Since you are a groomer, there is no reason you can't become as skilled as a handler in presenting her. The upside of owner handling is the dog knows and loves you, which will allow her to show at her very best (plus it cost a lot less). People do it and are successful, especially when they have a dog as nice as yours. 

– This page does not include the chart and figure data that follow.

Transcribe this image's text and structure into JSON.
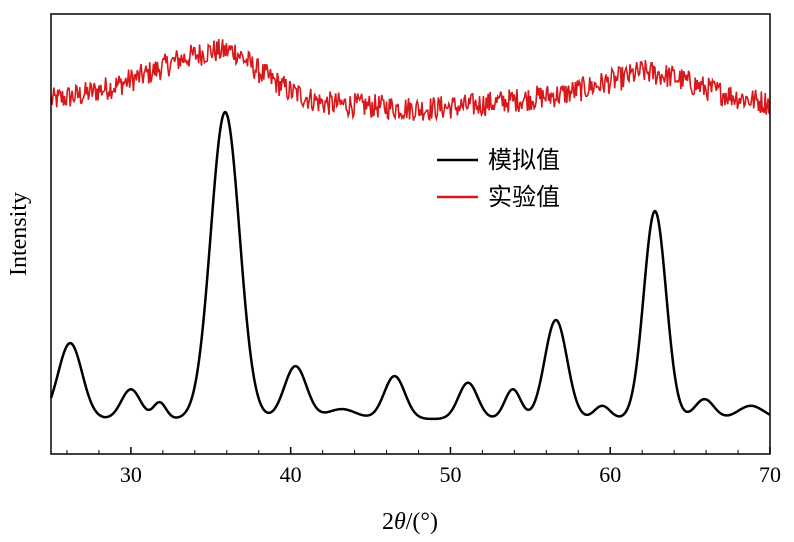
{
  "chart_data": {
    "type": "line",
    "xlabel_prefix": "2",
    "xlabel_symbol": "θ",
    "xlabel_suffix": "/(°)",
    "ylabel": "Intensity",
    "xlim": [
      25,
      70
    ],
    "xticks": [
      30,
      40,
      50,
      60,
      70
    ],
    "ylim": [
      0,
      1
    ],
    "legend_position": "center-right",
    "series": [
      {
        "name": "模拟值",
        "color": "#000000",
        "peaks": [
          {
            "x": 26.2,
            "h": 0.23,
            "w": 0.75
          },
          {
            "x": 30.0,
            "h": 0.09,
            "w": 0.6
          },
          {
            "x": 31.8,
            "h": 0.05,
            "w": 0.4
          },
          {
            "x": 35.9,
            "h": 0.93,
            "w": 0.9
          },
          {
            "x": 40.3,
            "h": 0.16,
            "w": 0.7
          },
          {
            "x": 43.2,
            "h": 0.03,
            "w": 0.9
          },
          {
            "x": 46.5,
            "h": 0.13,
            "w": 0.65
          },
          {
            "x": 51.1,
            "h": 0.11,
            "w": 0.6
          },
          {
            "x": 53.9,
            "h": 0.09,
            "w": 0.5
          },
          {
            "x": 56.6,
            "h": 0.3,
            "w": 0.7
          },
          {
            "x": 59.5,
            "h": 0.04,
            "w": 0.5
          },
          {
            "x": 62.8,
            "h": 0.63,
            "w": 0.7
          },
          {
            "x": 65.9,
            "h": 0.06,
            "w": 0.6
          },
          {
            "x": 68.8,
            "h": 0.04,
            "w": 0.8
          }
        ]
      },
      {
        "name": "实验值",
        "color": "#d7191c",
        "envelope": [
          {
            "x": 25,
            "y": 0.93
          },
          {
            "x": 27,
            "y": 0.95
          },
          {
            "x": 29,
            "y": 0.98
          },
          {
            "x": 31,
            "y": 1.02
          },
          {
            "x": 33,
            "y": 1.07
          },
          {
            "x": 35,
            "y": 1.1
          },
          {
            "x": 36.5,
            "y": 1.1
          },
          {
            "x": 38,
            "y": 1.03
          },
          {
            "x": 40,
            "y": 0.96
          },
          {
            "x": 42,
            "y": 0.92
          },
          {
            "x": 45,
            "y": 0.91
          },
          {
            "x": 48,
            "y": 0.9
          },
          {
            "x": 51,
            "y": 0.91
          },
          {
            "x": 54,
            "y": 0.93
          },
          {
            "x": 57,
            "y": 0.95
          },
          {
            "x": 59,
            "y": 0.98
          },
          {
            "x": 61,
            "y": 1.01
          },
          {
            "x": 62,
            "y": 1.03
          },
          {
            "x": 64,
            "y": 1.01
          },
          {
            "x": 66,
            "y": 0.97
          },
          {
            "x": 68,
            "y": 0.94
          },
          {
            "x": 70,
            "y": 0.92
          }
        ]
      }
    ]
  }
}
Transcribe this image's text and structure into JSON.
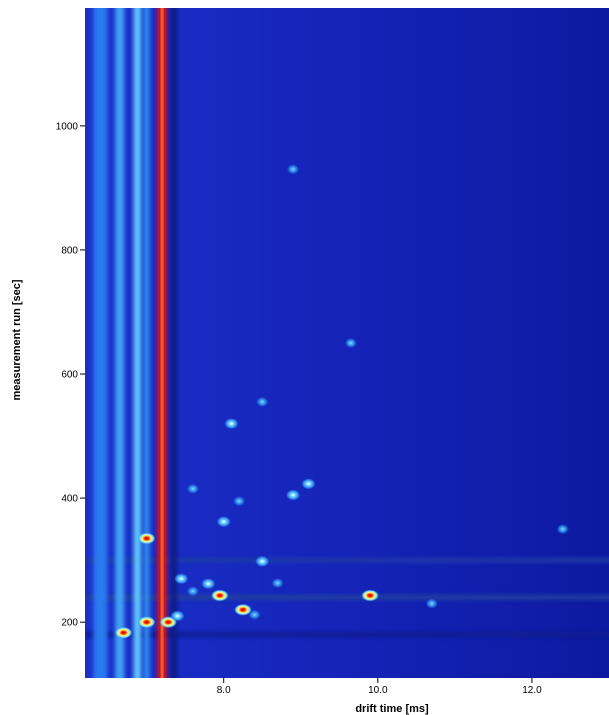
{
  "chart_data": {
    "type": "heatmap",
    "title": "",
    "xlabel": "drift time [ms]",
    "ylabel": "measurement run [sec]",
    "xlim": [
      6.2,
      13.0
    ],
    "ylim": [
      110,
      1190
    ],
    "xticks": [
      8.0,
      10.0,
      12.0
    ],
    "xtick_labels": [
      "8.0",
      "10.0",
      "12.0"
    ],
    "yticks": [
      200,
      400,
      600,
      800,
      1000
    ],
    "ytick_labels": [
      "200",
      "400",
      "600",
      "800",
      "1000"
    ],
    "colormap": [
      "#0a0a8c",
      "#1a33d9",
      "#2f8cf0",
      "#7fdcff",
      "#ffff60",
      "#ff2a10",
      "#c00000"
    ],
    "background_color": "#1523b8",
    "grid": false,
    "legend": "none",
    "vertical_bands": [
      {
        "drift_time": 6.4,
        "width": 0.18,
        "color": "#2a7af0"
      },
      {
        "drift_time": 6.65,
        "width": 0.12,
        "color": "#3fa0f6"
      },
      {
        "drift_time": 6.88,
        "width": 0.1,
        "color": "#60c8ff"
      },
      {
        "drift_time": 7.0,
        "width": 0.08,
        "color": "#2f8cf0"
      },
      {
        "drift_time": 7.2,
        "width": 0.12,
        "color": "#e01008"
      },
      {
        "drift_time": 7.35,
        "width": 0.08,
        "color": "#0a1a80"
      }
    ],
    "horizontal_bands": [
      {
        "run": 180,
        "color": "#0d1f8f"
      },
      {
        "run": 240,
        "color": "#20409f"
      },
      {
        "run": 300,
        "color": "#1d3aa8"
      }
    ],
    "peaks": [
      {
        "drift_time": 6.7,
        "run": 183,
        "intensity": "high"
      },
      {
        "drift_time": 7.0,
        "run": 200,
        "intensity": "high"
      },
      {
        "drift_time": 7.0,
        "run": 335,
        "intensity": "high"
      },
      {
        "drift_time": 7.28,
        "run": 200,
        "intensity": "high"
      },
      {
        "drift_time": 7.45,
        "run": 270,
        "intensity": "medium"
      },
      {
        "drift_time": 7.4,
        "run": 210,
        "intensity": "medium"
      },
      {
        "drift_time": 7.6,
        "run": 250,
        "intensity": "low"
      },
      {
        "drift_time": 7.8,
        "run": 262,
        "intensity": "medium"
      },
      {
        "drift_time": 7.95,
        "run": 243,
        "intensity": "high"
      },
      {
        "drift_time": 8.25,
        "run": 220,
        "intensity": "high"
      },
      {
        "drift_time": 8.4,
        "run": 212,
        "intensity": "low"
      },
      {
        "drift_time": 8.5,
        "run": 298,
        "intensity": "medium"
      },
      {
        "drift_time": 8.0,
        "run": 362,
        "intensity": "medium"
      },
      {
        "drift_time": 8.1,
        "run": 520,
        "intensity": "medium"
      },
      {
        "drift_time": 8.9,
        "run": 405,
        "intensity": "medium"
      },
      {
        "drift_time": 9.1,
        "run": 423,
        "intensity": "medium"
      },
      {
        "drift_time": 9.9,
        "run": 243,
        "intensity": "high"
      },
      {
        "drift_time": 10.7,
        "run": 230,
        "intensity": "low"
      },
      {
        "drift_time": 9.65,
        "run": 650,
        "intensity": "low"
      },
      {
        "drift_time": 8.9,
        "run": 930,
        "intensity": "low"
      },
      {
        "drift_time": 12.4,
        "run": 350,
        "intensity": "low"
      },
      {
        "drift_time": 7.6,
        "run": 415,
        "intensity": "low"
      },
      {
        "drift_time": 8.2,
        "run": 395,
        "intensity": "low"
      },
      {
        "drift_time": 8.7,
        "run": 263,
        "intensity": "low"
      },
      {
        "drift_time": 8.5,
        "run": 555,
        "intensity": "low"
      }
    ]
  }
}
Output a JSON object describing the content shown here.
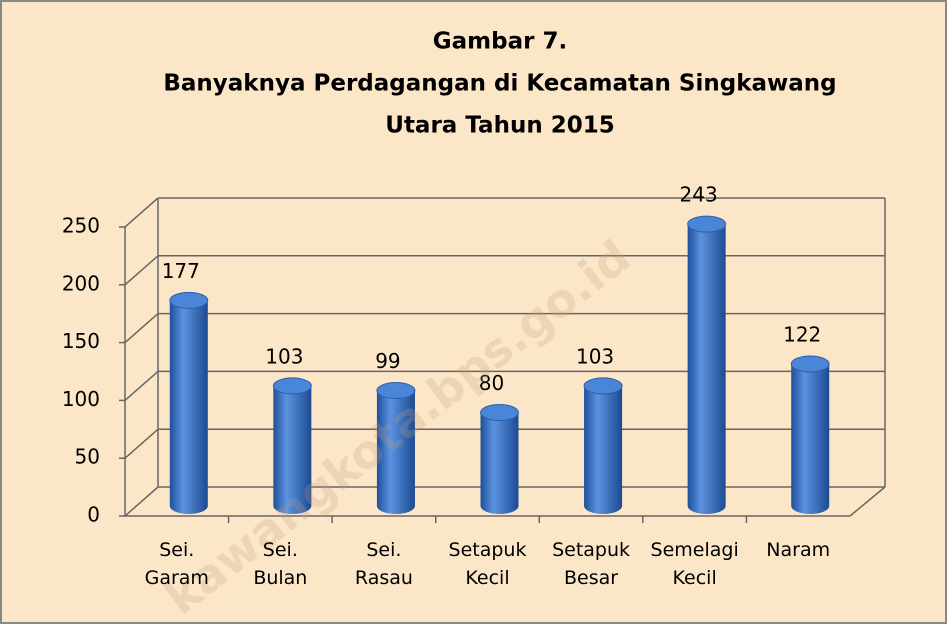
{
  "chart_data": {
    "type": "bar",
    "title": [
      "Gambar 7.",
      "Banyaknya Perdagangan di Kecamatan Singkawang",
      "Utara Tahun 2015"
    ],
    "categories": [
      "Sei. Garam",
      "Sei. Bulan",
      "Sei. Rasau",
      "Setapuk Kecil",
      "Setapuk Besar",
      "Semelagi Kecil",
      "Naram"
    ],
    "values": [
      177,
      103,
      99,
      80,
      103,
      243,
      122
    ],
    "color": "#3f78c8",
    "ylim": [
      0,
      250
    ],
    "yticks": [
      0,
      50,
      100,
      150,
      200,
      250
    ],
    "grid": true,
    "watermark": "kawangkota.bps.go.id"
  }
}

btw: Your outfit is adorable and looks great with her.


----------



## hunny518 (Jun 5, 2012)

Thank you Outwest  immediately after the show my mentor dragged me to a vendor and we bought a lead that looped through so it won't happen again! Lol
Thank you for your kind words. I went into this knowing the difficulties I'm facing but I'm definitely in this for fun. I hope I get to finish her myself but if not, I may hire a handler. For now though, we are just having fun. I have a great support group in the show world who are very encouraging and believe I can do it myself. That is why I keep going forward. The experience alone has been great! I think what makes it fun and feel so right is how well Aria has taken to it. In handling class she didn't seem to really care and it worried me, but as soon as we applied what I hoped she had learned (lol) in the real 'world' she showed me that even though she goofed around in class, she actually was listening somewhat.. Lol
I guess there is not better place for a poodle to strut their stuff and know everyone is looking at them, other than a show ring 
I think she feels like a rock star, she has an entourage of people! Some of us are trimming on her, some of us are spraying her hair into place, leading her this way and that. Haha.


Sent from Petguide.com Free App


----------



## ArreauStandardPoodle (Sep 1, 2009)

Way to go!! She looks lovely, as do you!


----------